Pembangunan Benteng De Hersteller di Salatiga tersebut terutama dimaksudkan untuk memberikan jaminan keamanan di sepanjang jalur Semarang-Surakarta. Selain itu, juga bermanfaat ketika terjadi suksesi di Kerajaan Surakarta tahun 1746-1757 yang berakhir dengan Perjanjian Giyanti Tahun 1755 yang melahirkan kesultanan Yogyakarta dan Perjanjian Salatiga pada 17 Maret 1757 yang melahirkan Kadipaten Mangkunegaran.[2]

Pecahnya Perang Jawa atau juga disebut dengan Perang Diponegoro pada tahun 1825 – 1830, sebagiamana telah dijelaskan pada pembahasan sebelumnya. Pada waktu itulah muncul semangat dari warga primbumi dalam melawan pemerintah Kolonial Hindia Belanda. Disebutkan bahwa awal mulanya peperangan tersebut dilandasi oleh kekecewaan Pangeran Diponegoro terhadap Kraton Yogyakarta yang tunduk pada pemerintahan Kolonia Hindia Belanda.

Pada masa perang Diponegoro, salah satu pendukung per-juangan beliau dalam melawan pemerintah Kolonial Hindia Belanda, adalah Sri Susuhunan Pakubuwana VI (Bahasa Jawa : Sampeyandalem Ingkang Sinuhun Kangjeng Susuhunan Pakubuwono VI) yang lahir di Surakarta pada tanggal 26 April 1807, merupakan raja Kasunanan Surakarta yang memerintah pada tahun 1823 -1830. [3]

Hubungannya dengan Pangeran Diponegoro adalah sebagai pendukung pergerakan atau perjuangan dalam Perang Jawa sebagai bentuk perlawanan atau pemberontakan terhadap Kesultanan Yogyakarta dan Pemerintah Kolonial Hindia Belanda pada tahun 1825. Namun, sebagai seorang raja yang terkait dengan perjanjian dengan Belanda, Paku Buwana VI berusaha menutupi persekutuannya itu.

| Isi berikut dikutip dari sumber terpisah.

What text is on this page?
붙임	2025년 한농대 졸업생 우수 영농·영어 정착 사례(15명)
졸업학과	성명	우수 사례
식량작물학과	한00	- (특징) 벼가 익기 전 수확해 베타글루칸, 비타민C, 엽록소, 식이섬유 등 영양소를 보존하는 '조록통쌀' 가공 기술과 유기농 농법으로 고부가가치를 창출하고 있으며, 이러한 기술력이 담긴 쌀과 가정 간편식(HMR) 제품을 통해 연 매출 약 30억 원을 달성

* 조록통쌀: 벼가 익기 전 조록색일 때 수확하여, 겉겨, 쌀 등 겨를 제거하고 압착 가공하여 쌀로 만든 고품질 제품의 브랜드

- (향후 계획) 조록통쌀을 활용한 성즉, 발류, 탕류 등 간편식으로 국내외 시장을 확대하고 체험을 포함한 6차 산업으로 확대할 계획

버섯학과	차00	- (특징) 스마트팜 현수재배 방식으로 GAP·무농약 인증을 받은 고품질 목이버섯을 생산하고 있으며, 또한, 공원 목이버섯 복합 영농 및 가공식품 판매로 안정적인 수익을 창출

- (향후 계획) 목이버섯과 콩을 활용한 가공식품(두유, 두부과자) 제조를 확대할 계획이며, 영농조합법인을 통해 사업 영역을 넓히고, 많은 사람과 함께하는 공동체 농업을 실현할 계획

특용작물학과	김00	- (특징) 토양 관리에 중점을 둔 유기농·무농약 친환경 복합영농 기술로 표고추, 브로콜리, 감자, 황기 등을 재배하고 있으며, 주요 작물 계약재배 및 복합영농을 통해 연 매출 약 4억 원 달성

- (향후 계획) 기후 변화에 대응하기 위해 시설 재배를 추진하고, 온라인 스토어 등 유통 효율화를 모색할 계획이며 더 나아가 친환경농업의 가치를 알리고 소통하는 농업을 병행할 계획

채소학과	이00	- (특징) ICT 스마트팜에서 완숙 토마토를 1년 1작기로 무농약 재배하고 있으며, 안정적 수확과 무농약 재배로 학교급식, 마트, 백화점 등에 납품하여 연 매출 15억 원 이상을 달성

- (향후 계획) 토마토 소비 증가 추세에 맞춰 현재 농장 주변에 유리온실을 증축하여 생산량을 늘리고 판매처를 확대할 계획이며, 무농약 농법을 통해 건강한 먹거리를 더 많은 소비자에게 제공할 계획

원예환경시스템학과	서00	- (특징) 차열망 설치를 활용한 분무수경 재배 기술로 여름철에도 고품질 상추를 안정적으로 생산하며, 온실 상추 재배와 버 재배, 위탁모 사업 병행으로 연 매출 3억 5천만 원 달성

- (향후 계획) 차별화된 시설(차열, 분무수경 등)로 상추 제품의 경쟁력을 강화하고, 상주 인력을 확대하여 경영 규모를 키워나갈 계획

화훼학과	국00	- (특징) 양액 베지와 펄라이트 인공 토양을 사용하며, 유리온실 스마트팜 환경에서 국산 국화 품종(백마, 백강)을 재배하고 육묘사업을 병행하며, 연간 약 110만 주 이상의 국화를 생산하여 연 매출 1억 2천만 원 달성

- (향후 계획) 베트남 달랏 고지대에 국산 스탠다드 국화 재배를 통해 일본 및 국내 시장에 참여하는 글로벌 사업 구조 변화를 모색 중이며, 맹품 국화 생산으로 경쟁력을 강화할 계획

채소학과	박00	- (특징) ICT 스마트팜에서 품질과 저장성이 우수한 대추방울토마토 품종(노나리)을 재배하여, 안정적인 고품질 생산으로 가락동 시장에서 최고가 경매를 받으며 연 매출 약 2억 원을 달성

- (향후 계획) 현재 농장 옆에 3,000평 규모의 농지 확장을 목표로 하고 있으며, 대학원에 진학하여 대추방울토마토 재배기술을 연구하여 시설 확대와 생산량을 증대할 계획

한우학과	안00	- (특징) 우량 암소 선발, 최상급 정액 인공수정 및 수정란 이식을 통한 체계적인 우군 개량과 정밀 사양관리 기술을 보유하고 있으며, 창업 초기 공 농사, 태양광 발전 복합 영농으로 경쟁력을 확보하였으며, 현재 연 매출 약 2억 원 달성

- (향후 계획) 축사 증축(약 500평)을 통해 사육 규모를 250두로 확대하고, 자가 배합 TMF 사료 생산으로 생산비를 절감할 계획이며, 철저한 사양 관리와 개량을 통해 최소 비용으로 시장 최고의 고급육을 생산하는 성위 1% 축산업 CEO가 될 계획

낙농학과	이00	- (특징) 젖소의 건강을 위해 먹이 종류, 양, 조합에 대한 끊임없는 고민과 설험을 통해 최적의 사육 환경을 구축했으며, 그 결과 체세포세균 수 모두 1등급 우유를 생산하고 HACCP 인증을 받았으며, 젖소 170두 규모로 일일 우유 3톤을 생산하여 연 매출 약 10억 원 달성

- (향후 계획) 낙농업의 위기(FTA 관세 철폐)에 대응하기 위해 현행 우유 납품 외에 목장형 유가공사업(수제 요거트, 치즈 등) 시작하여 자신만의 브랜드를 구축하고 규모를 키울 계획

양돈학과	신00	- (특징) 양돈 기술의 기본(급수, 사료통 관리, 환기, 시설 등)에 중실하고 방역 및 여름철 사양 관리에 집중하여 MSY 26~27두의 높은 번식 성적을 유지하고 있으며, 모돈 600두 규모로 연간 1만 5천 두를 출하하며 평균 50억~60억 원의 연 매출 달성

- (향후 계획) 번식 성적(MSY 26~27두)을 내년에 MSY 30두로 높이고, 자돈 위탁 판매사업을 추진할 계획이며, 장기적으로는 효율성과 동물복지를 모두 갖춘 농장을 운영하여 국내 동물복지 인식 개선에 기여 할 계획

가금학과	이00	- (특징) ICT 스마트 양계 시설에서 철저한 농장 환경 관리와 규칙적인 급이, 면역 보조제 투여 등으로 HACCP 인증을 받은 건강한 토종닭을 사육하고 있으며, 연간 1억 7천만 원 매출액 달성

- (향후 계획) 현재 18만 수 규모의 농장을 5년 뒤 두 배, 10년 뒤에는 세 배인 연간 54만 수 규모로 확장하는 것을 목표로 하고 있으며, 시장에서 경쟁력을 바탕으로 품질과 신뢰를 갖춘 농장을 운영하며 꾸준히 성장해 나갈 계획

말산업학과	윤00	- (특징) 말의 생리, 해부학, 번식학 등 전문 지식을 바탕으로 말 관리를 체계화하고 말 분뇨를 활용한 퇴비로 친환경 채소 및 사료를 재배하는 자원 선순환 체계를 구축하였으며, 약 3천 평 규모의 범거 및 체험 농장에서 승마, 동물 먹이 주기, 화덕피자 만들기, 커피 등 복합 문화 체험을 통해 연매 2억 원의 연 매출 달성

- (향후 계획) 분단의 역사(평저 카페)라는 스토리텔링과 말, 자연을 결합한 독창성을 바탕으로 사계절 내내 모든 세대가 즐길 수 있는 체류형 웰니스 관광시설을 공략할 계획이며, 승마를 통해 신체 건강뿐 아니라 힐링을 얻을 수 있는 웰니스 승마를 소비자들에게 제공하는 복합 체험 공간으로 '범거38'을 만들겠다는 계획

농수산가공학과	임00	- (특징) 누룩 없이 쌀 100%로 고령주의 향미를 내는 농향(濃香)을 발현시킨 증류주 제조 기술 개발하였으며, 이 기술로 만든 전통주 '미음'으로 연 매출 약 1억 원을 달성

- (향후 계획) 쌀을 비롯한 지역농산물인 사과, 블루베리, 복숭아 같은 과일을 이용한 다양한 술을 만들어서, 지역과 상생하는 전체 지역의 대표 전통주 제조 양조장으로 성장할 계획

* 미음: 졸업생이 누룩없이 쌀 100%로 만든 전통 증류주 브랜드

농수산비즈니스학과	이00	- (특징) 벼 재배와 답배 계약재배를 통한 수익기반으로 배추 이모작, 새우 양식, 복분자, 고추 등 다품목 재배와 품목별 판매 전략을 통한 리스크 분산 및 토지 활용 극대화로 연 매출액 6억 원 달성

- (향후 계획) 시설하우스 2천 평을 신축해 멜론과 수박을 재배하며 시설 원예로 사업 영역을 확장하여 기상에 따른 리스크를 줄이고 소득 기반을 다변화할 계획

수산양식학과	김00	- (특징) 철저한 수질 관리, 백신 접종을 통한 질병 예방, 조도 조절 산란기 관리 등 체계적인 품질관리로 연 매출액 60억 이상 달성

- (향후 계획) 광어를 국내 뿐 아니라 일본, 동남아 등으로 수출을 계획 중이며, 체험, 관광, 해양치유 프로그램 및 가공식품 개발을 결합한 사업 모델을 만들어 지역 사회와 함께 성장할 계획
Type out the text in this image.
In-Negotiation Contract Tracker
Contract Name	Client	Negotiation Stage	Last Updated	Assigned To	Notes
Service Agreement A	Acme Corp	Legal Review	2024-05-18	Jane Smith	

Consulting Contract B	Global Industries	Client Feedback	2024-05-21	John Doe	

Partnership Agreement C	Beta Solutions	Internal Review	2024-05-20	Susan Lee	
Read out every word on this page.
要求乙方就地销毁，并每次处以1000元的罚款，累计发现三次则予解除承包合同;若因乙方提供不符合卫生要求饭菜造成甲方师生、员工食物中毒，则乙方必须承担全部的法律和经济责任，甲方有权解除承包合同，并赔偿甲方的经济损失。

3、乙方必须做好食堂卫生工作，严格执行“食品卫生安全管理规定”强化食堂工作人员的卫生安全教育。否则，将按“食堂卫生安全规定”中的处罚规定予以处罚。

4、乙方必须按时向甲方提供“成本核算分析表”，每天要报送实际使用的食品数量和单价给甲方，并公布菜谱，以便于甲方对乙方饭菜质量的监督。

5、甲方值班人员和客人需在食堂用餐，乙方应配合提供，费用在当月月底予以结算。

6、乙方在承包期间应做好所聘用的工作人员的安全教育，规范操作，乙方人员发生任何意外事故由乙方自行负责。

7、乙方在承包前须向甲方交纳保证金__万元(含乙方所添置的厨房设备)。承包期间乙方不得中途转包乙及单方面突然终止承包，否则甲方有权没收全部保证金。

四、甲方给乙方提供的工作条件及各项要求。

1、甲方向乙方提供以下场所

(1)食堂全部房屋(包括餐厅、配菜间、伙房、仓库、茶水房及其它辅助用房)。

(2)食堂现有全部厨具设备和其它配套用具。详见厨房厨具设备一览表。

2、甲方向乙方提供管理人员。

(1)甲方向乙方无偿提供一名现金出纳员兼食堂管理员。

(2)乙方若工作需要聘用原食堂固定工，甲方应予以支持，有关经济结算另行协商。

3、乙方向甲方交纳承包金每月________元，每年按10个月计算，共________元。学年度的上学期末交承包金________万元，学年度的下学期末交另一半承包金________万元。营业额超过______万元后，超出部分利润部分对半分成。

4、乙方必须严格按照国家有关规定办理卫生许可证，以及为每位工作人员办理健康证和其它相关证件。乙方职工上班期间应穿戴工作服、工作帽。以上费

Penulis naskah-naskah babad waktu itu sering menutupi pertemuan rahasia Paku Buwana VI dengan pangeran Diponegoro menggunakan bahasa simbolis. Misalnya dulu dikisahkan Paku Buwana VI pergi bertapa ke Gunung Merbabu atau bertapa di Hutan Krendawahana. Padahal sebenarnya, ia pergi menemui Pangeran Diponegoro secara diam-diam. [4]

Dalam sejarahnya diceritakan bahwa Pangeran Diponegoro juga pernah menyusup ke dalam Kraton Surakarta untuk berunding dengan Pakubuwana VI seputar sikap Mangkunegaran dan Madura. Ketika Belanda tiba, mereka pura-pura bertikai dan saling menyerang. Konon, kereta Pangeran Diponegoro tertinggal dan segera di tanam di dalam Kraton Surakarta oleh Pakubuwana VI. Dalam perang melawan Pangeran Diponegoro, Pakubuwana VI menjalankan aksi ganda. Di samping memberikan bantuan dan dukungan, ia juga mengirim pasukan untuk pura-pura membantu Belanda.

Pakubuwana VI dalam aksi ganda tersebut, dalam kaitannya membantu perlawanan dan perjuangan Pangeran Diponegoro salah satunya adalah mengirim pasukannya ke daerah-daerah untuk ikut berjuang bersama Pangeran Diponegoro melawan pemerintah Kolonial Hindia Belanda. Dalam pasukan tersebut terdiri atas prajurit dan abdi dalemnya.

Pada waktu meletus Perang Diponegoro tahun 1825 pengaruhnya juga sampai ke daerah Semarang. Perjuangan Pangeran Diponegoro berkobar di daerah Surakarta bagian Barat, daerah Bagelan, Banyumas, Tegal, Pekalongan dan Semarang. Perjuangan di daerah Semarang dipimpin oleh seorang Bupati/Patih yang bernama Pangeran Serang II (Pangeran Kusumowijoyo adalah Putra Pangeran Mutia Kusumowijoyo/ Pangeran Serang I). Pada tanggal 22 April 1826 Pangeran Serang II berhasil merebut daerah Purwodadi dan perlawanan rakyat menjalar ke daerah Demak, Kudus, Wirosari, Grobogan dan Semarang. Pertahanan Kota Semarang dipimpin oleh Jenderal Van Goen yang mendatangkan bala bantuan dari Kota Surabaya, Solo dan Sumenep (Madura). Dalam pertempuran di sekitar Kota Demak pada tanggal 15 September 1926 Pangeran Serang II bersama pengikutnya dapat terdesak oleh pasukan Van Goen dan terpaksa mengundurkan diri. [5]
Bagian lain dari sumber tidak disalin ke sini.